# drive letter access component



## tenpin (Sep 28, 2004)

I just rebooted a dell 2400 with windows xp home edition from storage, about 9 months down. I downloaded all updates from windows and microsoft and it seems I have Internet Explorer 8. The problem is a box - not a window- that interferes with opening a web site. I have to approve then approve again the "drive letter access" after a google I believe the problem as below;

The process Drive Letter Access Component belongs to the software Sonic DLA or Roxio DLA or Sonic UDF Reader or DLASHX_W.DLL by Sonic Solutions (www.sonic.com) or Roxio (www.roxio.com).

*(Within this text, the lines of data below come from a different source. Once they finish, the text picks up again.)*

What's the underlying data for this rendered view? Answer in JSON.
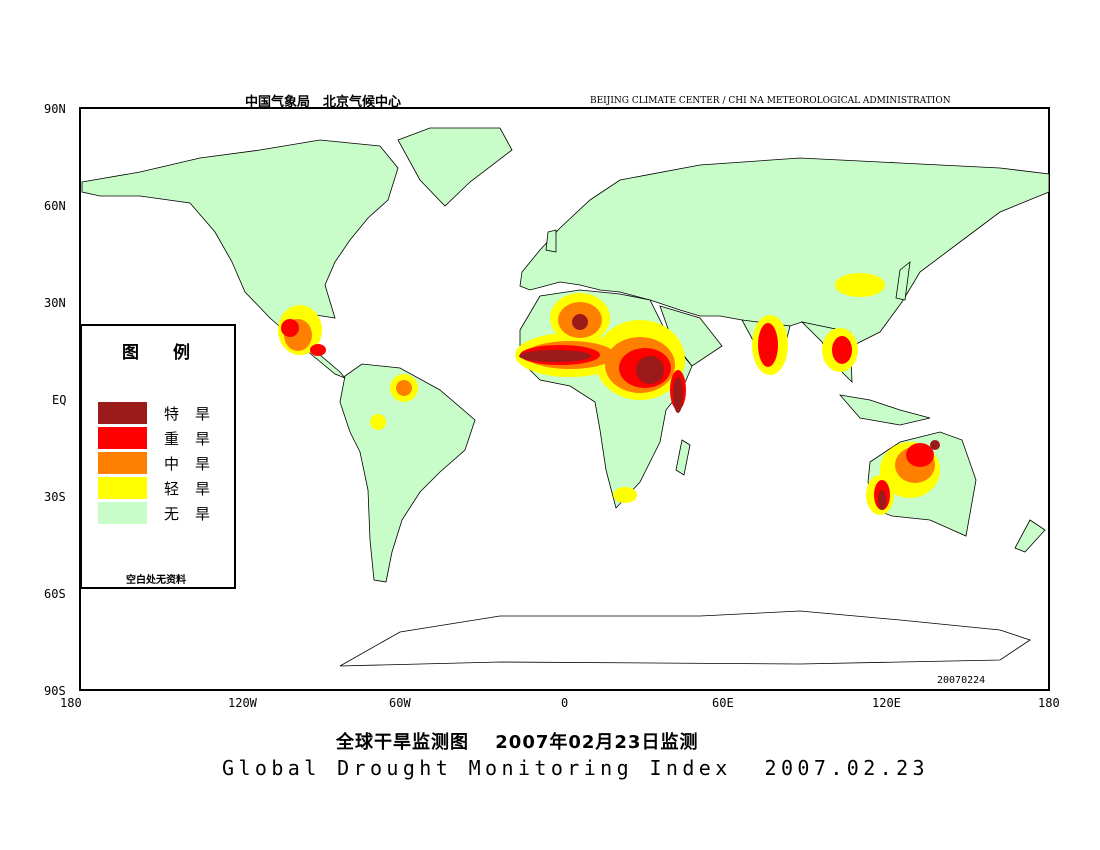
{
  "header": {
    "left": "中国气象局　北京气候中心",
    "right": "BEIJING CLIMATE CENTER / CHI NA METEOROLOGICAL ADMINISTRATION"
  },
  "map": {
    "lat_labels": [
      "90N",
      "60N",
      "30N",
      "EQ",
      "30S",
      "60S",
      "90S"
    ],
    "lon_labels": [
      "180",
      "120W",
      "60W",
      "0",
      "60E",
      "120E",
      "180"
    ],
    "stamp": "20070224"
  },
  "legend": {
    "title": "图　　例",
    "items": [
      {
        "label": "特旱",
        "color": "#9b1a1a"
      },
      {
        "label": "重旱",
        "color": "#ff0000"
      },
      {
        "label": "中旱",
        "color": "#ff8000"
      },
      {
        "label": "轻旱",
        "color": "#ffff00"
      },
      {
        "label": "无旱",
        "color": "#c8fcc8"
      }
    ],
    "note": "空白处无资料"
  },
  "footer": {
    "title_cn": "全球干旱监测图　 2007年02月23日监测",
    "title_en": "Global Drought Monitoring Index  2007.02.23"
  }
}
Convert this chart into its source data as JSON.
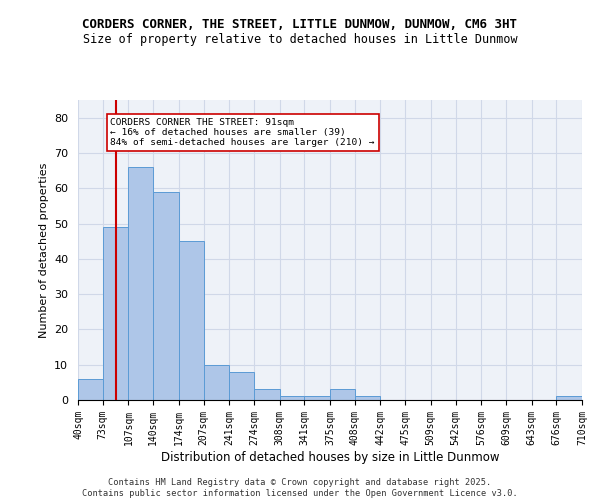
{
  "title1": "CORDERS CORNER, THE STREET, LITTLE DUNMOW, DUNMOW, CM6 3HT",
  "title2": "Size of property relative to detached houses in Little Dunmow",
  "xlabel": "Distribution of detached houses by size in Little Dunmow",
  "ylabel": "Number of detached properties",
  "bar_heights": [
    6,
    49,
    66,
    59,
    45,
    10,
    8,
    3,
    1,
    1,
    3,
    1,
    0,
    0,
    0,
    0,
    0,
    0,
    0,
    1
  ],
  "bin_labels": [
    "40sqm",
    "73sqm",
    "107sqm",
    "140sqm",
    "174sqm",
    "207sqm",
    "241sqm",
    "274sqm",
    "308sqm",
    "341sqm",
    "375sqm",
    "408sqm",
    "442sqm",
    "475sqm",
    "509sqm",
    "542sqm",
    "576sqm",
    "609sqm",
    "643sqm",
    "676sqm",
    "710sqm"
  ],
  "bar_color": "#aec6e8",
  "bar_edge_color": "#5b9bd5",
  "grid_color": "#d0d8e8",
  "bg_color": "#eef2f8",
  "vline_x": 91,
  "vline_color": "#cc0000",
  "annotation_text": "CORDERS CORNER THE STREET: 91sqm\n← 16% of detached houses are smaller (39)\n84% of semi-detached houses are larger (210) →",
  "annotation_box_color": "#ffffff",
  "annotation_border_color": "#cc0000",
  "ylim": [
    0,
    85
  ],
  "yticks": [
    0,
    10,
    20,
    30,
    40,
    50,
    60,
    70,
    80
  ],
  "footer_text": "Contains HM Land Registry data © Crown copyright and database right 2025.\nContains public sector information licensed under the Open Government Licence v3.0.",
  "bin_edges": [
    40,
    73,
    107,
    140,
    174,
    207,
    241,
    274,
    308,
    341,
    375,
    408,
    442,
    475,
    509,
    542,
    576,
    609,
    643,
    676,
    710
  ]
}
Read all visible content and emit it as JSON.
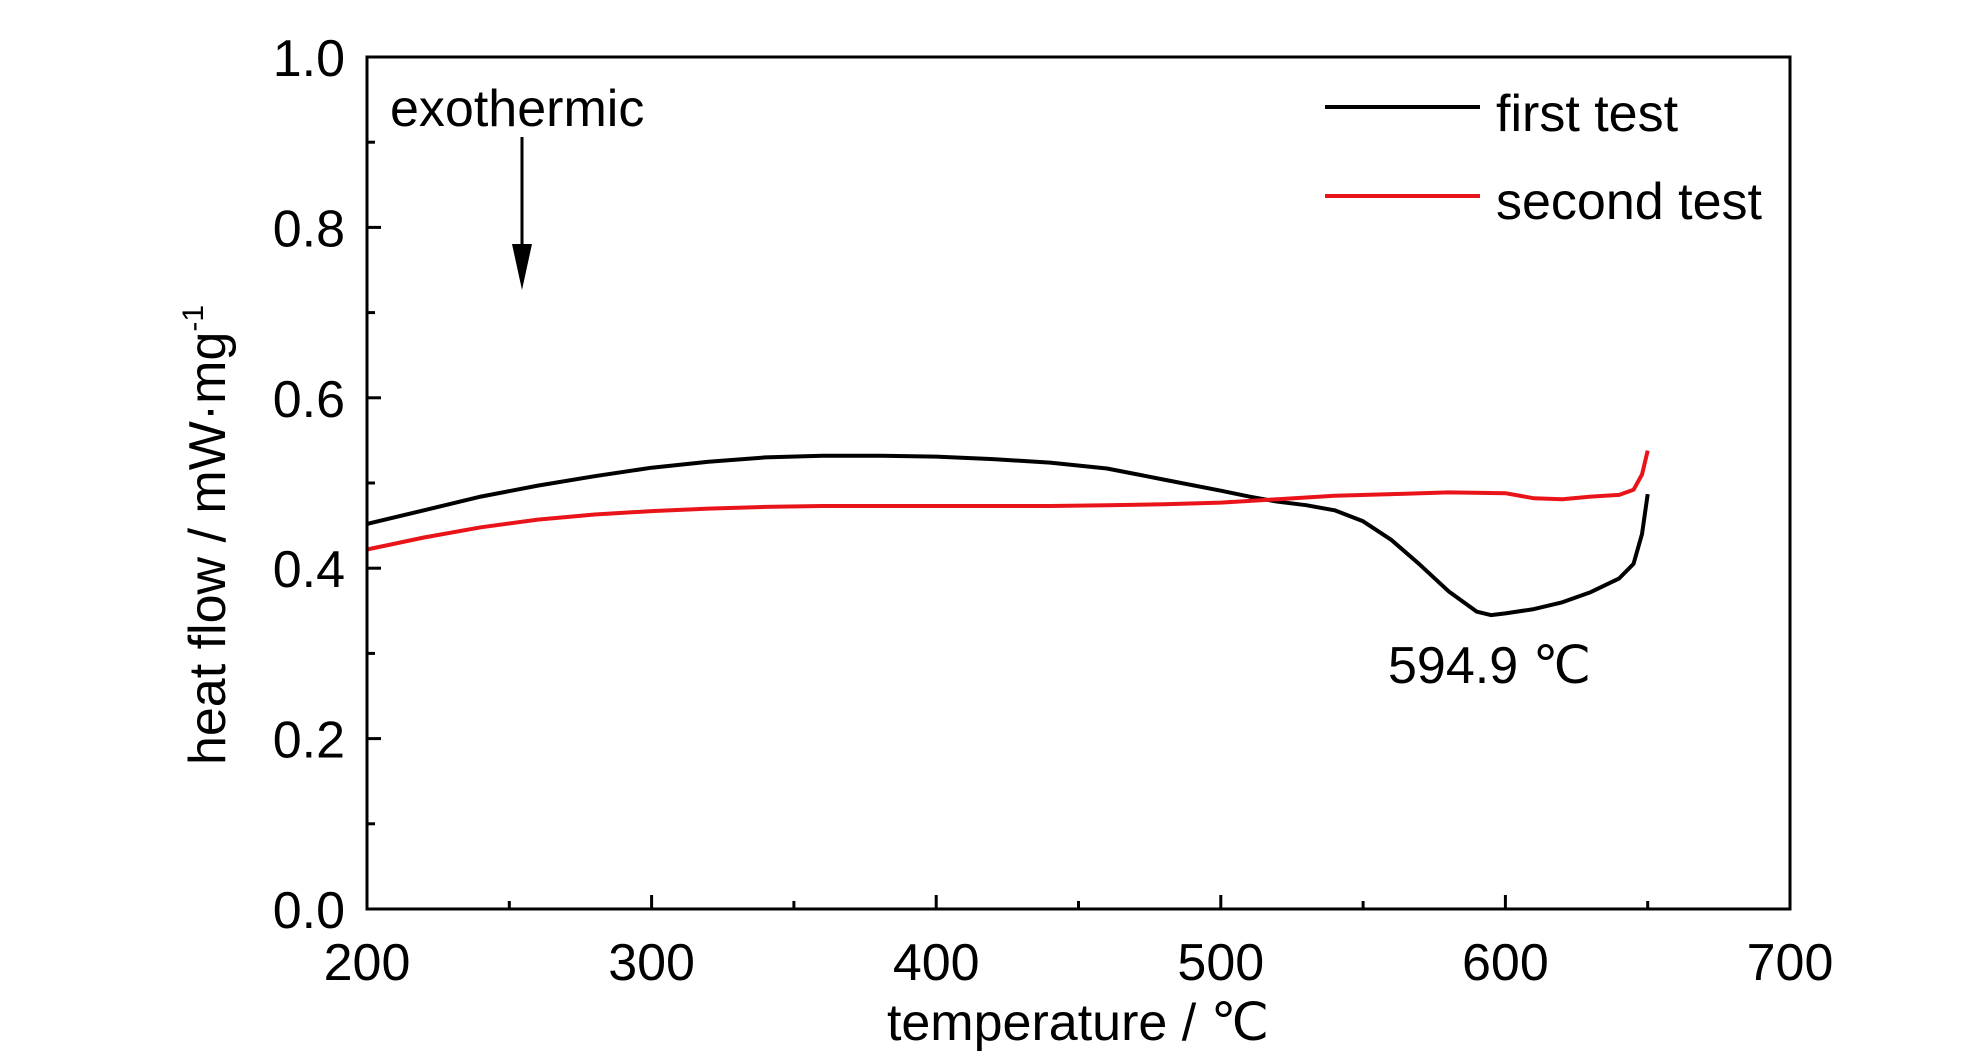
{
  "chart_data": {
    "type": "line",
    "title": "",
    "xlabel": "temperature / ℃",
    "ylabel_main": "heat flow / mW·mg",
    "ylabel_sup": "-1",
    "xlim": [
      200,
      700
    ],
    "ylim": [
      0.0,
      1.0
    ],
    "x_ticks": [
      200,
      300,
      400,
      500,
      600,
      700
    ],
    "y_ticks": [
      0.0,
      0.2,
      0.4,
      0.6,
      0.8,
      1.0
    ],
    "x_tick_labels": [
      "200",
      "300",
      "400",
      "500",
      "600",
      "700"
    ],
    "y_tick_labels": [
      "0.0",
      "0.2",
      "0.4",
      "0.6",
      "0.8",
      "1.0"
    ],
    "grid": false,
    "legend_position": "top-right",
    "series": [
      {
        "name": "first test",
        "color": "#000000",
        "x": [
          200,
          220,
          240,
          260,
          280,
          300,
          320,
          340,
          360,
          380,
          400,
          420,
          440,
          460,
          480,
          500,
          510,
          520,
          530,
          540,
          550,
          560,
          570,
          580,
          590,
          594.9,
          600,
          610,
          620,
          630,
          640,
          645,
          648,
          650
        ],
        "y": [
          0.452,
          0.468,
          0.484,
          0.497,
          0.508,
          0.518,
          0.525,
          0.53,
          0.532,
          0.532,
          0.531,
          0.528,
          0.524,
          0.517,
          0.504,
          0.491,
          0.484,
          0.478,
          0.474,
          0.468,
          0.455,
          0.433,
          0.404,
          0.373,
          0.349,
          0.345,
          0.347,
          0.352,
          0.36,
          0.372,
          0.388,
          0.405,
          0.44,
          0.487
        ]
      },
      {
        "name": "second test",
        "color": "#e8141a",
        "x": [
          200,
          220,
          240,
          260,
          280,
          300,
          320,
          340,
          360,
          380,
          400,
          420,
          440,
          460,
          480,
          500,
          520,
          540,
          560,
          580,
          600,
          610,
          620,
          630,
          640,
          645,
          648,
          650
        ],
        "y": [
          0.422,
          0.436,
          0.448,
          0.457,
          0.463,
          0.467,
          0.47,
          0.472,
          0.473,
          0.473,
          0.473,
          0.473,
          0.473,
          0.474,
          0.475,
          0.477,
          0.481,
          0.485,
          0.487,
          0.489,
          0.488,
          0.482,
          0.481,
          0.484,
          0.486,
          0.492,
          0.51,
          0.538
        ]
      }
    ],
    "annotations": [
      {
        "text": "exothermic",
        "kind": "arrow-down"
      },
      {
        "text": "594.9 ℃",
        "x": 594.9,
        "y": 0.345
      }
    ]
  }
}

Description: File dlashx_w.dll is located in a subfolder of C:\Windows\System32. Known file sizes on Windows XP are 110,652 bytes (98% of all occurrence), 114,748 bytes, 110,647 bytes.
This .dll file is a Browser Helper Object (BHO) that runs automatically every time you start your Internet browser. BHOs are not stopped by personal firewalls, because they are identified by the firewall as your browser itself. BHOs are often used by adware and spyware. The unique ID of this BHO is 5CA3D70E-1895-11CF-8E15-001234567890. dlashx_w.dll is a file without information about the maker of this file. The program has no visible window. File dlashx_w.dll is able to monitor Internet browser. It is not a Windows system file. There is no detailed description of this service. dlashx_w.dll is an unknown file in the Windows folder. Therefore the technical security rating is 66% dangerous.


How to fix or remove?


----------